The average price of a house in Britain is £30,000 less than it was a year ago, Nationwide said yesterday, with prices tumbling in the year to October at their sharpest rate since 1952.
Britain's biggest building society said prices fell 14.6% over the past 12 months to £158,872, and dropped 1.4% in the month to October - the 12th monthly fall in a row.
Nationwide said that despite the fall, housing transactions were at their lowest level since 1974. Fionnuala Earley, the society's chief economist, said one explanation was that it was only sellers willing to negotiate on price who were seeing sales go through. "While others refuse to cut their price, the levels of activity are constrained."
Economists have predicted that house prices have a lot further to fall. Howard Archer at IHS Global Insight, said: "Faster rising unemployment, major concerns over recession and widespread expectations that house prices will come down further seem set to depress housing market activity and prices for some considerable time to come."
Consultants Capital Economics forecast this week that prices would fall 35% by the end of next year and Andrew Clare, professor of asset management at Cass business school, said prices would not regain their 2007 peak until 2023.
Nationwide is the first major lender to report on the state of the market in October and many had hoped that transactions had picked up after the Bank of England cut interest rates by 50 basis points, to 4.5%, earlier in the month.
However, analysts said that lower interest rates were not helping free up the mortgage markets.
Ed Stansfield, property economist at consultants Capital Economics, said: "We expect the Bank of England will cut interest rates to 1%. With unemployment rising and expectations that house prices have much further to fall still widespread, lower interest rates will not stimulate housing demand. Lower interest rates will also do nothing to loosen mortgage lending criteria."
Bank of England mortgage data this week showed that mortgage approvals in September were 67% down on the same month a year ago. Banks and building societies have raised interest rates on mortgages as the credit crunch worsens.
Liberal Democrat Treasury spokesman, Lord Oakeshott, said: "British house prices and house builders are being hammered by rising unemployment, as in the 1990s recession.

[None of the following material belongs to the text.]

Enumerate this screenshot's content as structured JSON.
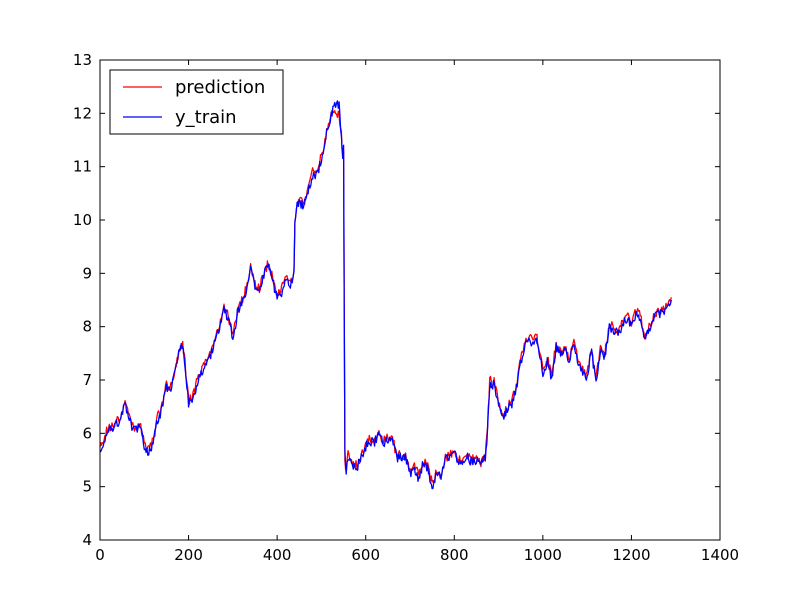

"The government must empower councils and housing associations to spend the £8bn affordable housing allocation now on buying unsold homes and land at bargain basement prices. That will rescue hundreds of thousands of families from housing squalor and hundreds of thousands of builders from the dole queue."
Philip Hammond, shadow chief secretary to the Treasury, said: "These figures are yet more bad news for all those families who stretched themselves financially to buy their homes. It seems inevitable that more negative equity and repossessions are on the way."